The theory was probably accepted among the wider ranks of the working class simply because they knew the state was all too capable of such a frame-up. But actually we now know - and most folk in the village must have known - that this was an act of class resistance in the ongoing class war.
The book also highlights the activities of International Class War Prisoners Aid in support of the men's families and, more particularly, to keep the political campaign for their unconditional release to the fore. Over the next three years the campaign won widespread support, even among senior union officials and members of the TUC general council - who doubtless felt such support absolved them from their class treachery in sailing the miners off into the wide blue yonder to sink or swim alone.

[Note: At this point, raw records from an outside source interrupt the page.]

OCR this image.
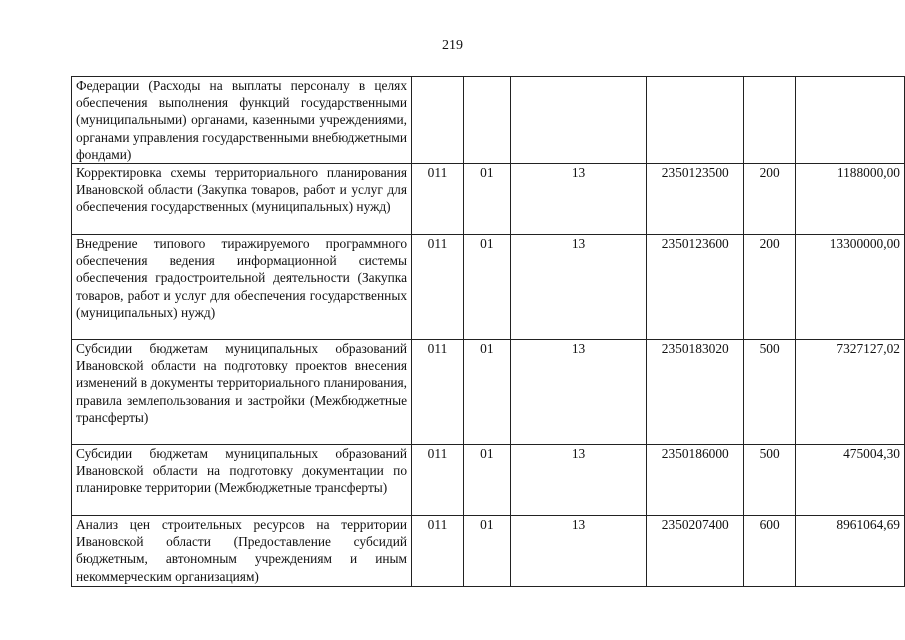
219
Федерации (Расходы на выплаты персоналу в целях обеспечения выполнения функций государственными (муниципальными) органами, казенными учреждениями, органами управления государственными внебюджетными фондами)						
Корректировка схемы территориального планирования Ивановской области (Закупка товаров, работ и услуг для обеспечения государственных (муниципальных) нужд)	011	01	13	2350123500	200	1188000,00
Внедрение типового тиражируемого программного обеспечения ведения информационной системы обеспечения градостроительной деятельности (Закупка товаров, работ и услуг для обеспечения государственных (муниципальных) нужд)	011	01	13	2350123600	200	13300000,00
Субсидии бюджетам муниципальных образований Ивановской области на подготовку проектов внесения изменений в документы территориального планирования, правила землепользования и застройки (Межбюджетные трансферты)	011	01	13	2350183020	500	7327127,02
Субсидии бюджетам муниципальных образований Ивановской области на подготовку документации по планировке территории (Межбюджетные трансферты)	011	01	13	2350186000	500	475004,30
Анализ цен строительных ресурсов на территории Ивановской области (Предоставление субсидий бюджетным, автономным учреждениям и иным некоммерческим организациям)	011	01	13	2350207400	600	8961064,69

By Christmas 1929, the campaign was successful and all the men were finally freed three and a half years into their sentences. They had become generally accepted as heroes of the left, if not the union movement in general, and their release saw mass rallies and demonstrations welcoming them, as they boarded or alighted from their homeward-bound trains.
The chapter dealing with the reflections of the 'wreckers' themselves is titled 'No regrets' and by and large that is the view of the men then, and the former mining communities today. The book attempts to retain some sense of objectivity and tell the tale of those who were involved, regardless of which side of the class line they were sitting on. There is no doubt, however, where the sympathies of Margaret Hutcherson lie.